Realistically I think people with (2) style formats should know this but it is good to set expectations.
I'm asking for (1) preemptively because we're basically guaranteed to get security "vulnerability" reports about all possible API behaviors today [I'm on the security team - we really do] so pre-documenting the thing makes replying to those easier. 😺
Given we are never going to be able to prevent all such DoS and zipbomb, frankenzip, or multiple-interpretations-by-different-tooling-zip format reports given the zip format definition combined with the collective behavior of the worlds implementations is so... fuzzy.
can you provide a good example or test case that normal bytes be mis-interepeted and falsely removed as local file entries before the first referenced local file entry?
That's exactly the kind of thing someone would do in a future security@ report. :P We can stay ahead of that by at least not offering a guarantee of safety for this API. The first innocent real world starting points that come to mind are zip files embedded stored within zip files.
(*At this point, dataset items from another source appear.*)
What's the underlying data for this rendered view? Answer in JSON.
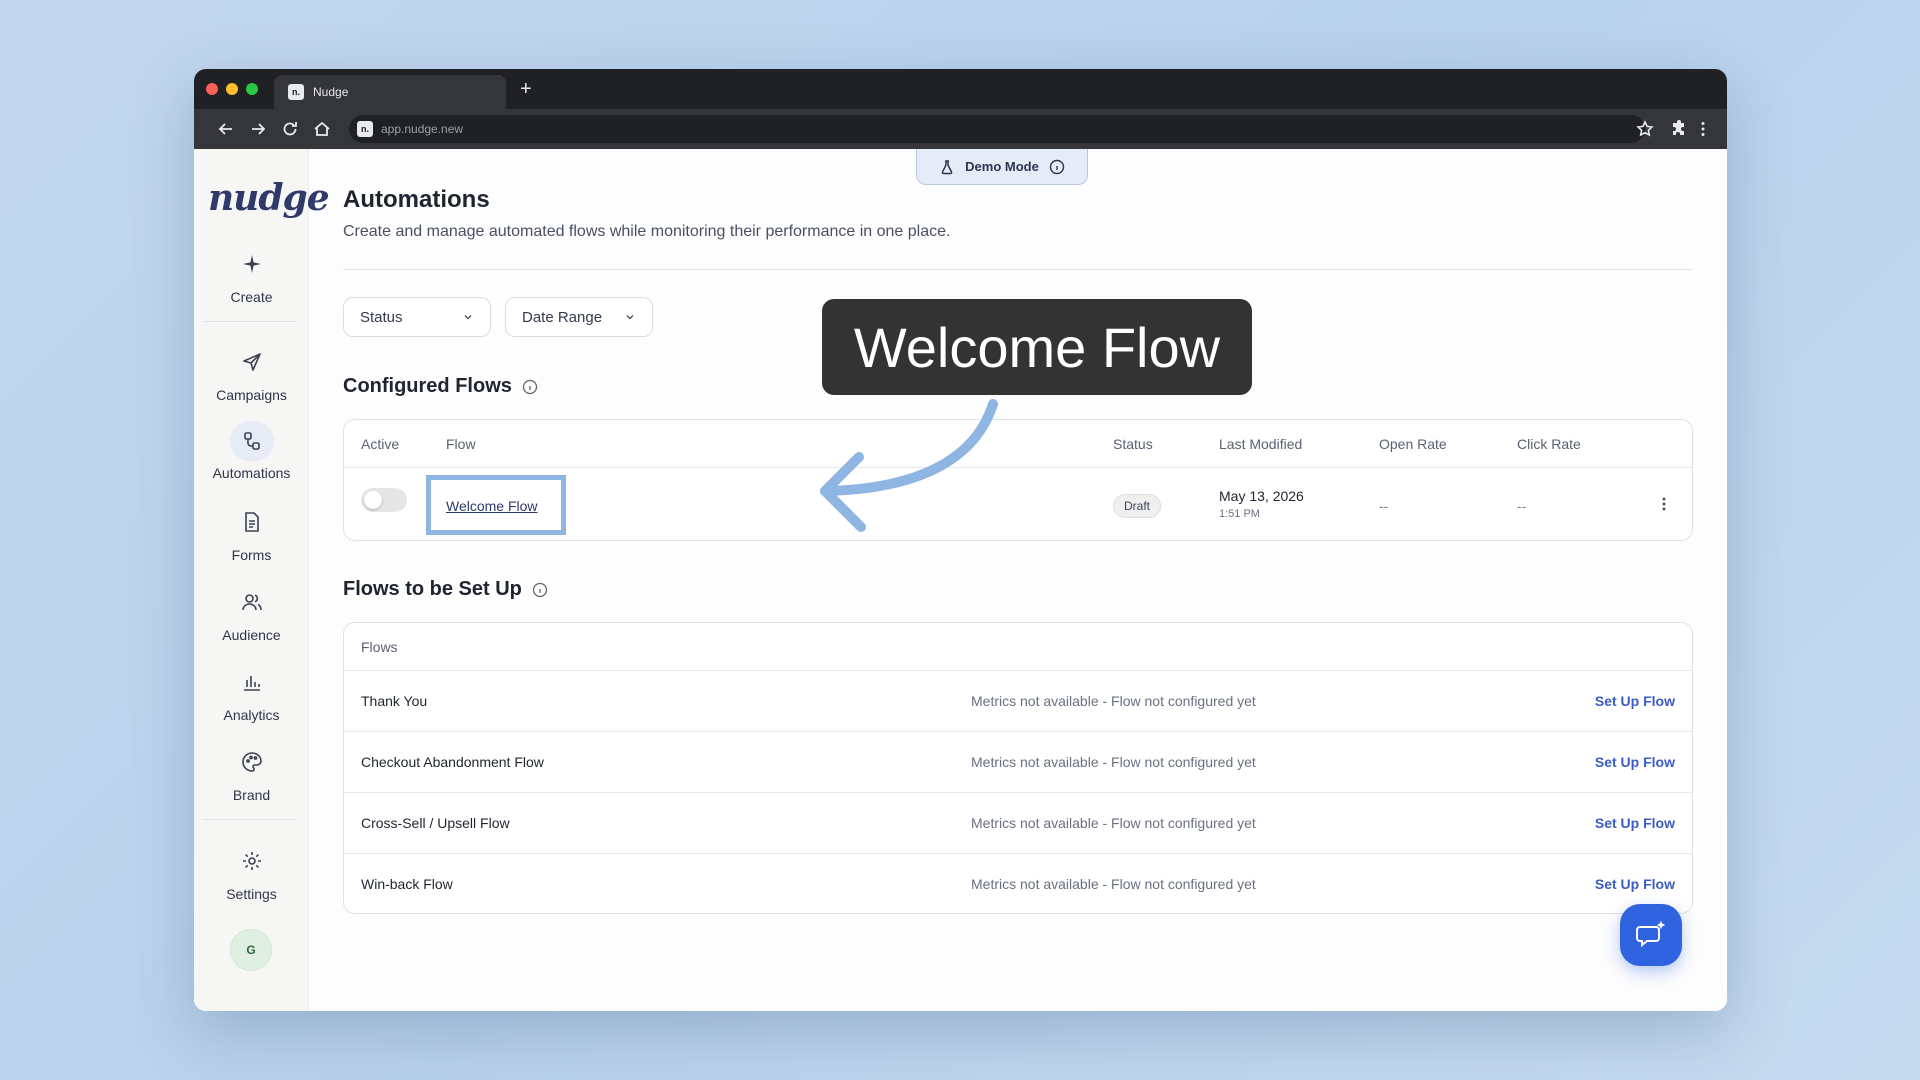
{
  "browser": {
    "tab_title": "Nudge",
    "favicon_text": "n.",
    "new_tab": "+",
    "url": "app.nudge.new"
  },
  "sidebar": {
    "logo": "nudge",
    "items": [
      {
        "label": "Create",
        "icon": "sparkle-icon"
      },
      {
        "label": "Campaigns",
        "icon": "send-icon"
      },
      {
        "label": "Automations",
        "icon": "flow-icon",
        "active": true
      },
      {
        "label": "Forms",
        "icon": "document-icon"
      },
      {
        "label": "Audience",
        "icon": "users-icon"
      },
      {
        "label": "Analytics",
        "icon": "bar-chart-icon"
      },
      {
        "label": "Brand",
        "icon": "palette-icon"
      },
      {
        "label": "Settings",
        "icon": "gear-icon"
      }
    ],
    "avatar_initial": "G"
  },
  "demo_mode": {
    "label": "Demo Mode"
  },
  "page": {
    "title": "Automations",
    "subtitle": "Create and manage automated flows while monitoring their performance in one place."
  },
  "filters": {
    "status_label": "Status",
    "date_range_label": "Date Range"
  },
  "configured": {
    "title": "Configured Flows",
    "columns": [
      "Active",
      "Flow",
      "Status",
      "Last Modified",
      "Open Rate",
      "Click Rate"
    ],
    "rows": [
      {
        "active": false,
        "flow": "Welcome Flow",
        "status": "Draft",
        "modified_date": "May 13, 2026",
        "modified_time": "1:51 PM",
        "open_rate": "--",
        "click_rate": "--"
      }
    ]
  },
  "setup": {
    "title": "Flows to be Set Up",
    "column": "Flows",
    "rows": [
      {
        "name": "Thank You",
        "metric": "Metrics not available - Flow not configured yet",
        "action": "Set Up Flow"
      },
      {
        "name": "Checkout Abandonment Flow",
        "metric": "Metrics not available - Flow not configured yet",
        "action": "Set Up Flow"
      },
      {
        "name": "Cross-Sell / Upsell Flow",
        "metric": "Metrics not available - Flow not configured yet",
        "action": "Set Up Flow"
      },
      {
        "name": "Win-back Flow",
        "metric": "Metrics not available - Flow not configured yet",
        "action": "Set Up Flow"
      }
    ]
  },
  "callout": {
    "text": "Welcome Flow"
  },
  "colors": {
    "accent": "#3b5cc4",
    "chat_button": "#2f63e0",
    "highlight": "#8fb5e3",
    "callout_bg": "#333333"
  }
}
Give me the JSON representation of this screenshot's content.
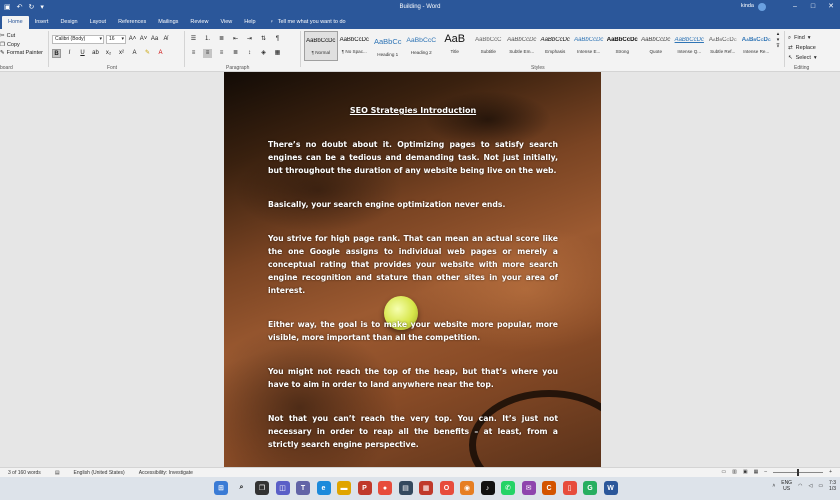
{
  "titlebar": {
    "title": "Building  -  Word",
    "user": "kinda",
    "qa_icons": [
      "save-icon",
      "undo-icon",
      "redo-icon"
    ]
  },
  "tabs": [
    "Home",
    "Insert",
    "Design",
    "Layout",
    "References",
    "Mailings",
    "Review",
    "View",
    "Help"
  ],
  "tellme": "Tell me what you want to do",
  "clipboard": {
    "cut": "Cut",
    "copy": "Copy",
    "format_painter": "Format Painter",
    "group": "board"
  },
  "font": {
    "name": "Calibri (Body)",
    "size": "16",
    "group": "Font"
  },
  "paragraph": {
    "group": "Paragraph"
  },
  "styles": {
    "group": "Styles",
    "items": [
      {
        "preview": "AaBbCcDc",
        "name": "¶ Normal"
      },
      {
        "preview": "AaBbCcDc",
        "name": "¶ No Spac..."
      },
      {
        "preview": "AaBbCc",
        "name": "Heading 1"
      },
      {
        "preview": "AaBbCcC",
        "name": "Heading 2"
      },
      {
        "preview": "AaB",
        "name": "Title"
      },
      {
        "preview": "AaBbCcC",
        "name": "Subtitle"
      },
      {
        "preview": "AaBbCcDc",
        "name": "Subtle Em..."
      },
      {
        "preview": "AaBbCcDc",
        "name": "Emphasis"
      },
      {
        "preview": "AaBbCcDc",
        "name": "Intense E..."
      },
      {
        "preview": "AaBbCcDc",
        "name": "Strong"
      },
      {
        "preview": "AaBbCcDc",
        "name": "Quote"
      },
      {
        "preview": "AaBbCcDc",
        "name": "Intense Q..."
      },
      {
        "preview": "AaBbCcDc",
        "name": "Subtle Ref..."
      },
      {
        "preview": "AaBbCcDc",
        "name": "Intense Re..."
      }
    ]
  },
  "editing": {
    "find": "Find",
    "replace": "Replace",
    "select": "Select",
    "group": "Editing"
  },
  "document": {
    "title": "SEO Strategies Introduction",
    "paragraphs": [
      "There’s no doubt about it. Optimizing pages to satisfy search engines can be a tedious and demanding task. Not just initially, but throughout the duration of any website being live on the web.",
      "Basically, your search engine optimization never ends.",
      "You strive for high page rank. That can mean an actual score like the one Google assigns to individual web pages or merely a conceptual rating that provides your website with more search engine recognition and stature than other sites in your area of interest.",
      "Either way, the goal is to make your website more popular, more visible, more important than all the competition.",
      "You might not reach the top of the heap, but that’s where you have to aim in order to land anywhere near the top.",
      "Not that you can’t reach the very top. You can. It’s just not necessary in order to reap all the benefits – at least, from a strictly search engine perspective."
    ]
  },
  "status": {
    "words": "3 of 160 words",
    "language": "English (United States)",
    "accessibility": "Accessibility: Investigate"
  },
  "tray": {
    "lang1": "ENG",
    "lang2": "US",
    "time": "7:3",
    "date": "1/3"
  },
  "colors": {
    "accent": "#2b579a"
  }
}
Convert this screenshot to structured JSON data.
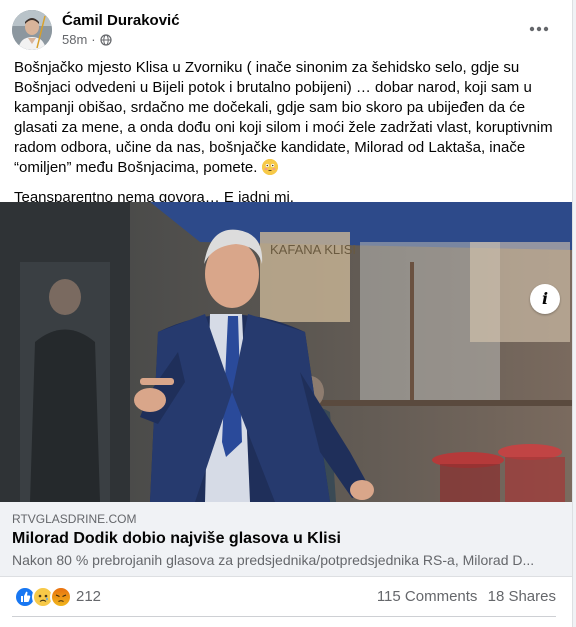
{
  "post": {
    "author": "Ćamil Duraković",
    "time": "58m",
    "audience_icon": "globe-icon",
    "more_icon": "more-horizontal-icon",
    "paragraph1": "Bošnjačko mjesto Klisa u Zvorniku ( inače sinonim za šehidsko selo, gdje su Bošnjaci odvedeni u Bijeli potok i brutalno pobijeni) … dobar narod, koji sam u kampanji obišao, srdačno me dočekali, gdje sam bio skoro pa ubijeđen da će glasati za mene, a onda dođu oni koji silom i moći žele zadržati vlast, koruptivnim radom odbora, učine da nas, bošnjačke kandidate,  Milorad od Laktaša, inače “omiljen” među Bošnjacima, pomete.",
    "paragraph1_emoji": "flushed-face-emoji",
    "paragraph2": "Teanspareпtno nema govora… E jadni mi."
  },
  "link": {
    "domain": "RTVGLASDRINE.COM",
    "title": "Milorad Dodik dobio najviše glasova u Klisi",
    "description": "Nakon 80 % prebrojanih glasova za predsjednika/potpredsjednika RS-a, Milorad D...",
    "info_label": "i",
    "sign_text": "KAFANA KLISI"
  },
  "engagement": {
    "reaction_icons": [
      "like-icon",
      "sad-icon",
      "angry-icon"
    ],
    "reaction_count": "212",
    "comments": "115 Comments",
    "shares": "18 Shares"
  },
  "colors": {
    "text": "#050505",
    "secondary": "#65676b",
    "link_bg": "#f0f2f5",
    "like_blue": "#1877f2",
    "awning_blue": "#2d4a8a"
  }
}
And file formats involving multiple zip files within them where only one of them appears at the end of the file and thus acts like a zip to normal zip file tooling such as zipfile
seeking out the end of file central directory. Those might not trigger a match in your logic as is, but work backwards from the logic and there may be ways to construct some that could? I'm just suggesting we don't try to overthink our robustness and make guarantees here.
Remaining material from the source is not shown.